Le projet de loi précise que les dépenses pour frais de garde et pour les soins à personne à charge seront intégrées aux dépenses de candidats et partant, remboursables. Madame la présidente, vous savez probablement que dans certaines circonscriptions, les dépenses pour frais de garde ont été acceptées par le directeur du scrutin, mais il n'y avait pas de règle à ce sujet. Ce droit est désormais protégé. Tous pourront en profiter, mais je crois que les candidates aux élections l'apprécieront particulièrement. Pour des raisons évidentes, ce sera intéressant.
Divers changements ont été apportés à la Loi électorale pour tenir compte de l'inflation au cours trois dernières décennies. Le don minimal à déclarer était de 100 $. Nous avons porté cette somme à 200 $. Bien entendu, c'est encore inférieur à ce que représentaient 100 $ en 1974. Il aurait fallu fixer le montant à 275 $ pour avoir l'équivalent. En outre, cette somme est équivalente, voire inférieure à celle qui a été fixée par la majorité des provinces et territoires, y compris l'Alberta, qui a choisi 375 $. Le Manitoba, la Saskatchewan, la Colombie-Britannique, l'Île-du-Prince-Édouard et le Yukon ont fixé le seuil des dons à divulguer à 250 $. Au Québec, c'est 200 $, tout comme ce que nous vous proposons. Le chiffre de 100 $ a été fixé en 1974 et n'avait jamais été majoré depuis.
Pour la même raison, le seuil du crédit d'impôt de 75 p. 100 pour les contributions sera porté de 100 $ à 200 $. Il s'agit encore une fois de compenser en partie les effets de l'inflation.
Pour répondre à des préoccupations d'ordre technique formulées par des experts, des candidats et des partis politiques, le plafond de dépenses seront modifiés en fonction des listes électorales révisées, ce qui aura pour résulter de le hausser. Permettez-moi de vous décrire la chose, honorables sénateurs.

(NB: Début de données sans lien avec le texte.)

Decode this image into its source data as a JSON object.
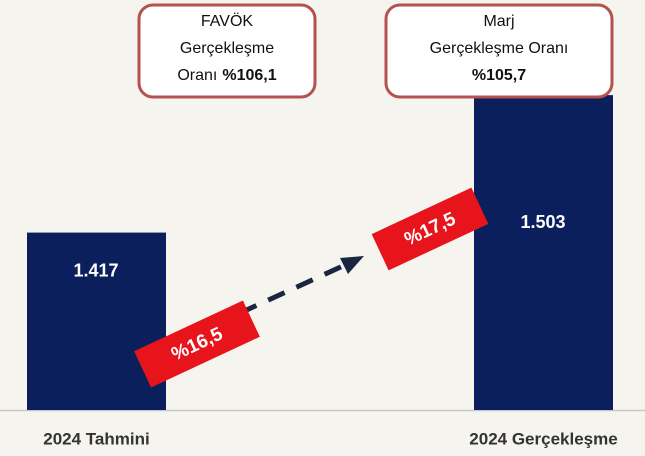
{
  "chart_data": {
    "type": "bar",
    "categories": [
      "2024 Tahmini",
      "2024 Gerçekleşme"
    ],
    "values": [
      1417,
      1503
    ],
    "value_labels": [
      "1.417",
      "1.503"
    ],
    "color": "#0b1f5c",
    "ylim": [
      1306,
      1550
    ],
    "callouts": [
      {
        "lines": [
          [
            {
              "text": "FAVÖK"
            }
          ],
          [
            {
              "text": "Gerçekleşme"
            }
          ],
          [
            {
              "text": "Oranı"
            },
            {
              "text": "%106,1",
              "bold": true
            }
          ]
        ]
      },
      {
        "lines": [
          [
            {
              "text": "Marj"
            }
          ],
          [
            {
              "text": "Gerçekleşme Oranı"
            }
          ],
          [
            {
              "text": "%105,7",
              "bold": true
            }
          ]
        ]
      }
    ],
    "tags": [
      "%16,5",
      "%17,5"
    ]
  }
}
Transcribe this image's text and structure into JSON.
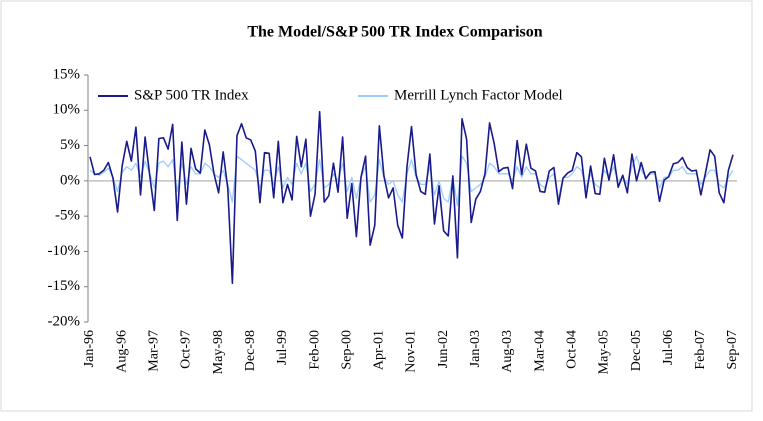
{
  "chart_data": {
    "type": "line",
    "title": "The Model/S&P 500 TR Index Comparison",
    "categories": [
      "Jan-96",
      null,
      null,
      null,
      null,
      null,
      null,
      "Aug-96",
      null,
      null,
      null,
      null,
      null,
      null,
      "Mar-97",
      null,
      null,
      null,
      null,
      null,
      null,
      "Oct-97",
      null,
      null,
      null,
      null,
      null,
      null,
      "May-98",
      null,
      null,
      null,
      null,
      null,
      null,
      "Dec-98",
      null,
      null,
      null,
      null,
      null,
      null,
      "Jul-99",
      null,
      null,
      null,
      null,
      null,
      null,
      "Feb-00",
      null,
      null,
      null,
      null,
      null,
      null,
      "Sep-00",
      null,
      null,
      null,
      null,
      null,
      null,
      "Apr-01",
      null,
      null,
      null,
      null,
      null,
      null,
      "Nov-01",
      null,
      null,
      null,
      null,
      null,
      null,
      "Jun-02",
      null,
      null,
      null,
      null,
      null,
      null,
      "Jan-03",
      null,
      null,
      null,
      null,
      null,
      null,
      "Aug-03",
      null,
      null,
      null,
      null,
      null,
      null,
      "Mar-04",
      null,
      null,
      null,
      null,
      null,
      null,
      "Oct-04",
      null,
      null,
      null,
      null,
      null,
      null,
      "May-05",
      null,
      null,
      null,
      null,
      null,
      null,
      "Dec-05",
      null,
      null,
      null,
      null,
      null,
      null,
      "Jul-06",
      null,
      null,
      null,
      null,
      null,
      null,
      "Feb-07",
      null,
      null,
      null,
      null,
      null,
      null,
      "Sep-07"
    ],
    "series": [
      {
        "name": "S&P 500 TR Index",
        "color": "#1a1a8c",
        "values": [
          3.4,
          0.9,
          1.0,
          1.5,
          2.6,
          0.4,
          -4.4,
          2.1,
          5.6,
          2.8,
          7.6,
          -2.0,
          6.2,
          0.8,
          -4.2,
          6.0,
          6.1,
          4.5,
          8.0,
          -5.6,
          5.5,
          -3.3,
          4.6,
          1.7,
          1.1,
          7.2,
          5.1,
          1.0,
          -1.7,
          4.1,
          -1.1,
          -14.5,
          6.4,
          8.1,
          6.1,
          5.8,
          4.2,
          -3.1,
          4.0,
          3.9,
          -2.4,
          5.6,
          -3.1,
          -0.5,
          -2.7,
          6.3,
          2.0,
          5.9,
          -5.0,
          -1.9,
          9.8,
          -3.0,
          -2.1,
          2.5,
          -1.6,
          6.2,
          -5.3,
          -0.4,
          -7.9,
          0.5,
          3.5,
          -9.1,
          -6.3,
          7.8,
          0.7,
          -2.4,
          -1.0,
          -6.3,
          -8.1,
          1.9,
          7.7,
          0.9,
          -1.5,
          -1.9,
          3.8,
          -6.1,
          -0.7,
          -7.1,
          -7.8,
          0.7,
          -10.9,
          8.8,
          5.9,
          -5.9,
          -2.6,
          -1.5,
          1.0,
          8.2,
          5.3,
          1.3,
          1.8,
          1.9,
          -1.1,
          5.7,
          0.9,
          5.2,
          1.8,
          1.4,
          -1.5,
          -1.6,
          1.4,
          1.9,
          -3.3,
          0.4,
          1.1,
          1.5,
          4.0,
          3.4,
          -2.4,
          2.1,
          -1.8,
          -1.9,
          3.2,
          0.1,
          3.7,
          -0.9,
          0.8,
          -1.7,
          3.8,
          0.0,
          2.6,
          0.3,
          1.2,
          1.3,
          -2.9,
          0.1,
          0.6,
          2.4,
          2.6,
          3.3,
          1.9,
          1.4,
          1.5,
          -2.0,
          1.1,
          4.4,
          3.5,
          -1.7,
          -3.1,
          1.5,
          3.7
        ]
      },
      {
        "name": "Merrill Lynch Factor Model",
        "color": "#99ccff",
        "values": [
          1.5,
          1.0,
          0.8,
          1.2,
          1.8,
          0.5,
          -1.5,
          1.2,
          2.0,
          1.5,
          2.5,
          0.5,
          2.8,
          1.0,
          -1.0,
          2.5,
          2.8,
          2.0,
          3.0,
          -1.5,
          2.5,
          -0.5,
          2.0,
          1.0,
          1.0,
          2.5,
          2.0,
          1.0,
          0.5,
          1.5,
          -0.5,
          -3.0,
          3.5,
          3.0,
          2.5,
          2.0,
          1.5,
          -1.0,
          1.5,
          1.5,
          -0.5,
          2.0,
          -1.0,
          0.5,
          -0.5,
          2.5,
          1.0,
          2.5,
          -1.5,
          -0.5,
          3.0,
          -1.0,
          -0.5,
          1.0,
          0.0,
          2.5,
          -1.5,
          0.5,
          -2.5,
          0.5,
          2.0,
          -3.0,
          -2.0,
          3.0,
          0.5,
          -0.5,
          0.0,
          -2.0,
          -3.0,
          1.0,
          3.0,
          0.5,
          -0.5,
          -0.5,
          2.0,
          -2.0,
          0.0,
          -2.5,
          -3.0,
          0.5,
          -3.5,
          3.5,
          2.5,
          -1.5,
          -1.0,
          -0.5,
          0.5,
          2.5,
          2.0,
          1.0,
          1.0,
          1.0,
          0.0,
          2.0,
          0.5,
          2.0,
          1.0,
          1.0,
          -0.5,
          -1.0,
          0.5,
          1.0,
          -2.5,
          0.5,
          0.5,
          1.0,
          2.0,
          1.5,
          -1.0,
          1.0,
          -0.5,
          -1.0,
          1.5,
          0.5,
          2.0,
          0.0,
          0.5,
          -0.5,
          2.0,
          3.5,
          1.5,
          0.5,
          1.0,
          1.0,
          -1.0,
          0.5,
          0.5,
          1.5,
          1.5,
          2.0,
          1.0,
          1.0,
          1.0,
          -0.5,
          0.5,
          1.5,
          1.5,
          -0.5,
          -1.0,
          0.5,
          1.5
        ]
      }
    ],
    "ylim": [
      -20,
      15
    ],
    "yticks": [
      {
        "value": 15,
        "label": "15%"
      },
      {
        "value": 10,
        "label": "10%"
      },
      {
        "value": 5,
        "label": "5%"
      },
      {
        "value": 0,
        "label": "0%"
      },
      {
        "value": -5,
        "label": "-5%"
      },
      {
        "value": -10,
        "label": "-10%"
      },
      {
        "value": -15,
        "label": "-15%"
      },
      {
        "value": -20,
        "label": "-20%"
      }
    ],
    "legend": "top"
  }
}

La liste électorale permanente est disponible dès le premier jour de la campagne. D'autres noms s'y ajoutent ultérieurement. Dans une circonscription où de nouveaux quartiers ont été formés après le premier jour, le plafond de dépenses du candidat ne sera pas relevé proportionnellement parce qu'il n'y aura pas eu de nouveau recensement. Désormais, les nouvelles listes révisées seront employées pour fixer le plafond, à la condition qu'il y ait une augmentation. Manifestement, si le candidat a déjà dépensé l'argent, on ne peut changer le plafond en l'abaissant; ce sera la somme la plus élevée des deux.
Par ailleurs, un tribunal ontarien a abrogé les dispositions relatives à la liquidation de l'actif des partis politiques qui perdent leur statut officiel. Vous connaissez peut-être le cas du Parti communiste. Le projet de loi tient compte de cette décision en permettant aux partis enregistrés qui n'ont pas présenté le nombre requis de candidats à l'élection précédente de garder leur actif, à certaines conditions. Je pourrai vous les décrire en répondant à vos questions. Le projet de loi prévoit aussi le remboursement complet des dépôts de nomination des candidats.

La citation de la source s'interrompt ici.